No entendí mucho la situación, así que planteo ambas.

1)
Si el que dice que tiene 16Ω es el parlante (o caja de bajos), no hay problemas dónde lo conectes, hasta puedes conectar dos parlantes en una misma salida, osea podrías conectar 4 baffles en total.

2)
Si el que dice es el amplificador, quiere decir que el MÍNIMO que puedes cargar es 16Ω, y nunca menos, osea que si tienes un baffle de 8Ω, no puedes conectarlo en el amplificador (o mejor dicho, hay otra forma de conectarlo, pero el baffle solo NO).
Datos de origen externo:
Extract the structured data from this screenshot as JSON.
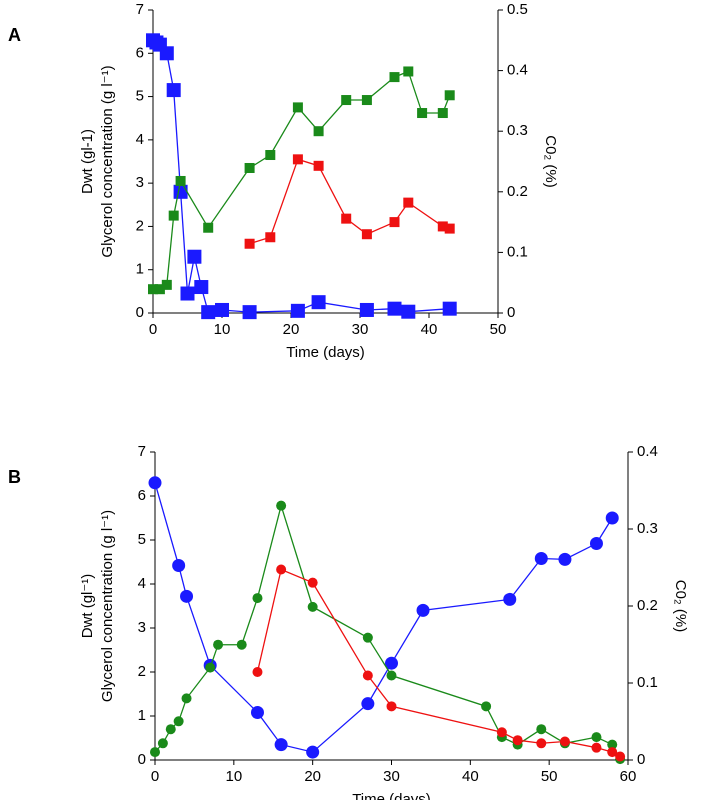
{
  "chart_data": [
    {
      "type": "line",
      "panel_label": "A",
      "xlabel": "Time (days)",
      "ylabel": [
        "Dwt (gl-1)",
        "Glycerol concentration (g l⁻¹)"
      ],
      "y2label": "C0₂ (%)",
      "xlim": [
        0,
        50
      ],
      "xticks": [
        0,
        10,
        20,
        30,
        40,
        50
      ],
      "ylim": [
        0,
        7
      ],
      "yticks": [
        0,
        1,
        2,
        3,
        4,
        5,
        6,
        7
      ],
      "y2lim": [
        0,
        0.5
      ],
      "y2ticks": [
        0,
        0.1,
        0.2,
        0.3,
        0.4,
        0.5
      ],
      "series": [
        {
          "color": "#1a1aff",
          "marker": "large-square",
          "x": [
            0,
            0.5,
            1,
            2,
            3,
            4,
            5,
            6,
            7,
            8,
            10,
            14,
            21,
            24,
            31,
            35,
            37,
            43
          ],
          "values": [
            6.3,
            6.25,
            6.2,
            6.0,
            5.15,
            2.8,
            0.45,
            1.3,
            0.6,
            0.02,
            0.07,
            0.02,
            0.05,
            0.25,
            0.07,
            0.1,
            0.03,
            0.1
          ]
        },
        {
          "color": "#1a8a1a",
          "marker": "square",
          "x": [
            0,
            1,
            2,
            3,
            4,
            8,
            14,
            17,
            21,
            24,
            28,
            31,
            35,
            37,
            39,
            42,
            43
          ],
          "values": [
            0.55,
            0.55,
            0.65,
            2.25,
            3.05,
            1.97,
            3.35,
            3.65,
            4.75,
            4.2,
            4.92,
            4.92,
            5.45,
            5.58,
            4.62,
            4.62,
            5.03
          ]
        },
        {
          "color": "#ee1111",
          "marker": "square",
          "x": [
            14,
            17,
            21,
            24,
            28,
            31,
            35,
            37,
            42,
            43
          ],
          "values": [
            1.6,
            1.75,
            3.55,
            3.4,
            2.18,
            1.82,
            2.1,
            2.55,
            2.0,
            1.95
          ]
        }
      ]
    },
    {
      "type": "line",
      "panel_label": "B",
      "xlabel": "Time (days)",
      "ylabel": [
        "Dwt (gl⁻¹)",
        "Glycerol concentration (g l⁻¹)"
      ],
      "y2label": "C0₂ (%)",
      "xlim": [
        0,
        60
      ],
      "xticks": [
        0,
        10,
        20,
        30,
        40,
        50,
        60
      ],
      "ylim": [
        0,
        7
      ],
      "yticks": [
        0,
        1,
        2,
        3,
        4,
        5,
        6,
        7
      ],
      "y2lim": [
        0,
        0.4
      ],
      "y2ticks": [
        0,
        0.1,
        0.2,
        0.3,
        0.4
      ],
      "series": [
        {
          "color": "#1a1aff",
          "marker": "large-circle",
          "x": [
            0,
            3,
            4,
            7,
            13,
            16,
            20,
            27,
            30,
            34,
            45,
            49,
            52,
            56,
            58
          ],
          "values": [
            6.3,
            4.42,
            3.72,
            2.15,
            1.08,
            0.35,
            0.18,
            1.28,
            2.2,
            3.4,
            3.65,
            4.58,
            4.56,
            4.92,
            5.5
          ]
        },
        {
          "color": "#1a8a1a",
          "marker": "circle",
          "x": [
            0,
            1,
            2,
            3,
            4,
            7,
            8,
            11,
            13,
            16,
            20,
            27,
            30,
            42,
            44,
            46,
            49,
            52,
            56,
            58,
            59
          ],
          "values": [
            0.18,
            0.38,
            0.7,
            0.88,
            1.4,
            2.1,
            2.62,
            2.62,
            3.68,
            5.78,
            3.48,
            2.78,
            1.92,
            1.22,
            0.52,
            0.35,
            0.7,
            0.38,
            0.52,
            0.35,
            0.02
          ]
        },
        {
          "color": "#ee1111",
          "marker": "circle",
          "x": [
            13,
            16,
            20,
            27,
            30,
            44,
            46,
            49,
            52,
            56,
            58,
            59
          ],
          "values": [
            2.0,
            4.33,
            4.03,
            1.92,
            1.22,
            0.63,
            0.45,
            0.38,
            0.42,
            0.28,
            0.18,
            0.08
          ]
        }
      ]
    }
  ]
}
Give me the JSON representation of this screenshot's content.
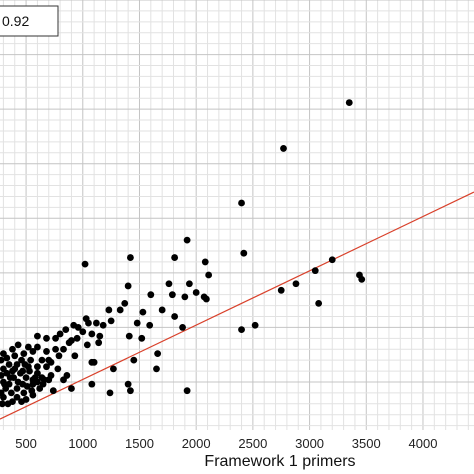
{
  "chart_data": {
    "type": "scatter",
    "xlabel": "Framework 1 primers",
    "ylabel": "",
    "title": "",
    "stat_label": "0.92",
    "xlim": [
      270,
      4450
    ],
    "ylim": [
      280,
      2250
    ],
    "x_ticks": [
      500,
      1000,
      1500,
      2000,
      2500,
      3000,
      3500,
      4000
    ],
    "grid": true,
    "colors": {
      "points": "#000000",
      "trendline": "#d9412b",
      "grid_major": "#c4c4c4",
      "grid_minor": "#e2e2e2"
    },
    "trendline": {
      "x": [
        270,
        4450
      ],
      "y": [
        330,
        1370
      ]
    },
    "points": [
      [
        3350,
        1780
      ],
      [
        2770,
        1570
      ],
      [
        2400,
        1320
      ],
      [
        1920,
        1150
      ],
      [
        1810,
        1070
      ],
      [
        1420,
        1070
      ],
      [
        2420,
        1090
      ],
      [
        3200,
        1060
      ],
      [
        1020,
        1040
      ],
      [
        2080,
        1050
      ],
      [
        3050,
        1010
      ],
      [
        3440,
        990
      ],
      [
        3460,
        970
      ],
      [
        2110,
        990
      ],
      [
        1400,
        940
      ],
      [
        1760,
        950
      ],
      [
        1940,
        950
      ],
      [
        2880,
        950
      ],
      [
        2750,
        920
      ],
      [
        1790,
        900
      ],
      [
        2000,
        910
      ],
      [
        1600,
        900
      ],
      [
        2070,
        890
      ],
      [
        1900,
        890
      ],
      [
        2090,
        880
      ],
      [
        3080,
        860
      ],
      [
        1370,
        860
      ],
      [
        1330,
        830
      ],
      [
        1700,
        830
      ],
      [
        1530,
        820
      ],
      [
        1230,
        830
      ],
      [
        1810,
        800
      ],
      [
        1030,
        790
      ],
      [
        1050,
        770
      ],
      [
        1250,
        780
      ],
      [
        1120,
        770
      ],
      [
        1480,
        770
      ],
      [
        1180,
        760
      ],
      [
        1590,
        760
      ],
      [
        2400,
        740
      ],
      [
        2520,
        760
      ],
      [
        1880,
        750
      ],
      [
        920,
        760
      ],
      [
        960,
        750
      ],
      [
        850,
        740
      ],
      [
        1000,
        730
      ],
      [
        800,
        720
      ],
      [
        1080,
        720
      ],
      [
        1150,
        710
      ],
      [
        1410,
        710
      ],
      [
        600,
        710
      ],
      [
        680,
        700
      ],
      [
        760,
        700
      ],
      [
        900,
        690
      ],
      [
        1520,
        700
      ],
      [
        1140,
        680
      ],
      [
        1040,
        670
      ],
      [
        520,
        660
      ],
      [
        430,
        670
      ],
      [
        600,
        660
      ],
      [
        760,
        650
      ],
      [
        830,
        650
      ],
      [
        680,
        640
      ],
      [
        560,
        640
      ],
      [
        480,
        630
      ],
      [
        380,
        650
      ],
      [
        1660,
        630
      ],
      [
        930,
        620
      ],
      [
        400,
        620
      ],
      [
        300,
        630
      ],
      [
        330,
        610
      ],
      [
        460,
        600
      ],
      [
        540,
        600
      ],
      [
        640,
        600
      ],
      [
        720,
        590
      ],
      [
        1080,
        590
      ],
      [
        1450,
        600
      ],
      [
        1100,
        590
      ],
      [
        420,
        580
      ],
      [
        350,
        580
      ],
      [
        490,
        580
      ],
      [
        600,
        570
      ],
      [
        680,
        570
      ],
      [
        780,
        560
      ],
      [
        300,
        560
      ],
      [
        380,
        550
      ],
      [
        530,
        550
      ],
      [
        1270,
        560
      ],
      [
        1650,
        560
      ],
      [
        330,
        540
      ],
      [
        450,
        540
      ],
      [
        600,
        540
      ],
      [
        720,
        530
      ],
      [
        860,
        530
      ],
      [
        280,
        530
      ],
      [
        390,
        520
      ],
      [
        500,
        520
      ],
      [
        560,
        510
      ],
      [
        660,
        510
      ],
      [
        1080,
        490
      ],
      [
        1400,
        490
      ],
      [
        300,
        500
      ],
      [
        350,
        490
      ],
      [
        470,
        490
      ],
      [
        560,
        490
      ],
      [
        830,
        510
      ],
      [
        320,
        470
      ],
      [
        420,
        470
      ],
      [
        620,
        470
      ],
      [
        900,
        470
      ],
      [
        1240,
        450
      ],
      [
        1420,
        460
      ],
      [
        1920,
        460
      ],
      [
        280,
        450
      ],
      [
        370,
        450
      ],
      [
        480,
        450
      ],
      [
        560,
        440
      ],
      [
        740,
        460
      ],
      [
        300,
        430
      ],
      [
        420,
        430
      ],
      [
        500,
        420
      ],
      [
        380,
        410
      ],
      [
        290,
        400
      ],
      [
        340,
        400
      ],
      [
        460,
        410
      ],
      [
        650,
        490
      ],
      [
        700,
        510
      ],
      [
        550,
        460
      ],
      [
        430,
        500
      ],
      [
        360,
        520
      ],
      [
        510,
        480
      ],
      [
        580,
        520
      ],
      [
        600,
        500
      ],
      [
        470,
        550
      ],
      [
        700,
        600
      ],
      [
        790,
        620
      ],
      [
        880,
        680
      ],
      [
        950,
        700
      ],
      [
        640,
        520
      ],
      [
        520,
        570
      ],
      [
        310,
        490
      ],
      [
        400,
        560
      ],
      [
        280,
        600
      ]
    ]
  }
}
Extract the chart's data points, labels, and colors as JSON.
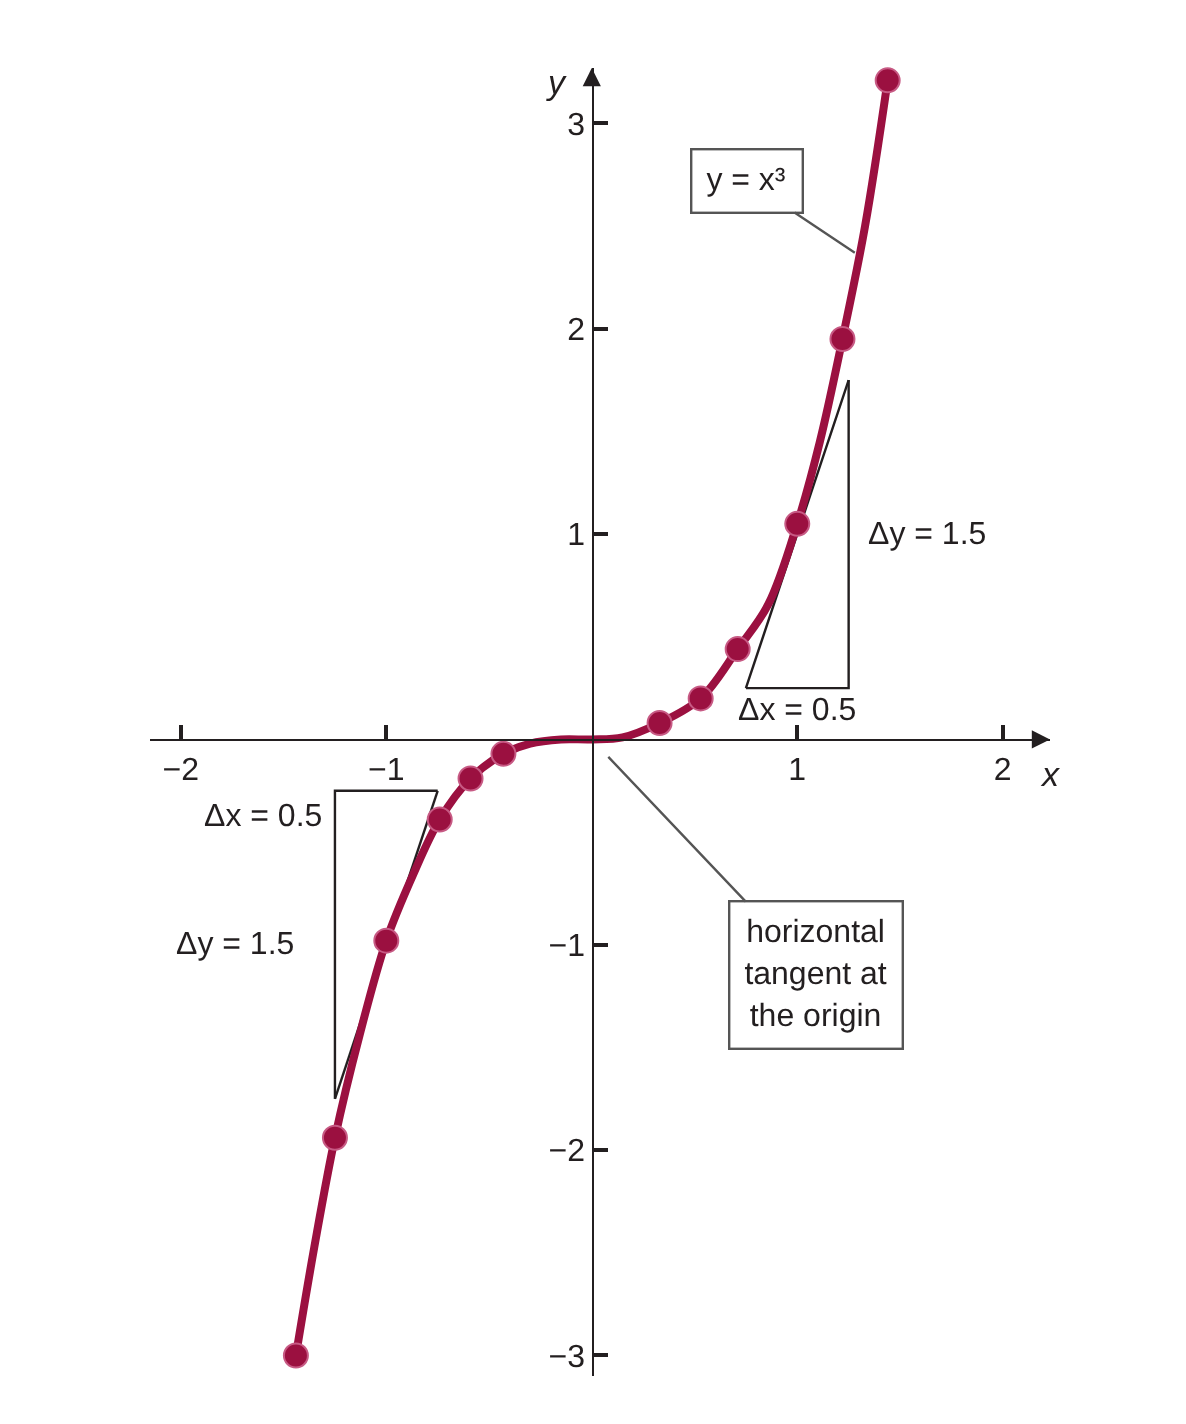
{
  "chart_data": {
    "type": "line",
    "xlabel": "x",
    "ylabel": "y",
    "xlim": [
      -2.15,
      2.23
    ],
    "ylim": [
      -3.1,
      3.27
    ],
    "xticks": [
      {
        "value": -2,
        "label": "−2"
      },
      {
        "value": -1,
        "label": "−1"
      },
      1,
      2
    ],
    "yticks": [
      {
        "value": -3,
        "label": "−3"
      },
      {
        "value": -2,
        "label": "−2"
      },
      {
        "value": -1,
        "label": "−1"
      },
      1,
      2,
      3
    ],
    "series": [
      {
        "color": "#231f20",
        "x": [
          0.75,
          1.25,
          1.25
        ],
        "values": [
          0.25,
          0.25,
          1.75
        ]
      },
      {
        "color": "#231f20",
        "x": [
          0.75,
          1.25
        ],
        "values": [
          0.25,
          1.75
        ]
      },
      {
        "color": "#231f20",
        "x": [
          -1.25,
          -1.25,
          -0.75
        ],
        "values": [
          -1.75,
          -0.25,
          -0.25
        ]
      },
      {
        "color": "#231f20",
        "x": [
          -1.25,
          -0.75
        ],
        "values": [
          -1.75,
          -0.25
        ]
      },
      {
        "color": "#9b1040",
        "x": [
          -1.44,
          -1.35,
          -1.25,
          -1.13,
          -1.0,
          -0.87,
          -0.74,
          -0.59,
          -0.43,
          -0.3,
          -0.15,
          0,
          0.15,
          0.33,
          0.53,
          0.71,
          0.86,
          1.0,
          1.11,
          1.22,
          1.33,
          1.44
        ],
        "values": [
          -3.0,
          -2.47,
          -1.94,
          -1.44,
          -0.98,
          -0.66,
          -0.39,
          -0.19,
          -0.07,
          -0.02,
          0.0,
          0.0,
          0.01,
          0.08,
          0.2,
          0.44,
          0.66,
          1.05,
          1.45,
          1.95,
          2.5,
          3.21
        ]
      },
      {
        "type": "scatter",
        "color": "#9b1040",
        "marker": "circle",
        "x": [
          -1.44,
          -1.25,
          -1.0,
          -0.74,
          -0.59,
          -0.43,
          0.33,
          0.53,
          0.71,
          1.0,
          1.22,
          1.44
        ],
        "values": [
          -3.0,
          -1.94,
          -0.98,
          -0.39,
          -0.19,
          -0.07,
          0.08,
          0.2,
          0.44,
          1.05,
          1.95,
          3.21
        ]
      }
    ],
    "annotations": [
      {
        "text": "y = x³",
        "x": 1.28,
        "y": 2.37
      },
      {
        "text": "horizontal\ntangent at\nthe origin",
        "x": 0,
        "y": 0
      },
      "Δy = 1.5",
      "Δx = 0.5",
      "Δy = 1.5",
      "Δx = 0.5"
    ]
  }
}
Saludos (y disculpa si no te entendí)


----------



## Daniel19 (Dic 21, 2011)

El que tienes los 16Ω es el Amplificador, detras de el.. 
Recuerdas que arriba en las especificaciones dice que tiene "5 Canales para sistemas de parlante"
bueno de esas "5"  2 son de 8Ω y 3 de 16Ω
lo que yo e echo es conectar las cornetas completas (Bajos y twister, asi como la 1era imagen)
en las entradas de 16Ω y eso ocasiona que suenen menos las cornetas...

Saludos Amigos y Gracias.


----------



## DJ T3 (Dic 21, 2011)

Solo conecta el que dice 8Ω, ya que sale todo el sonido por ahí, y ademas estarías exigiendo mucho al sistema al cargarle 8Ω donde el mínimo debería ser de 16Ω.
Las demás son para tener un parlante medio, y los otros dos para surround, por eso suena menos.

Saludos.


----------



## Daniel19 (Dic 22, 2011)

Esta bien.. Gracias Amigo por la colaboracion en el Tema.. 
Te lo Agradezco Mucho... 

Saludos desde Venezuela Pana!


----------



## DJ T3 (Dic 23, 2011)

Daniel19 dijo:


> Esta bien.. Gracias Amigo por la colaboracion en el Tema..
> Te lo Agradezco Mucho...


De nada. No hay problema .

Recuerda que si tienes una duda, busca primero con el buscador, y si no encuentras el tema, crea uno con la mayor información posible. 



Daniel19 dijo:


> Saludos desde Venezuela Pana!



Saludos, desde Argentina...


----------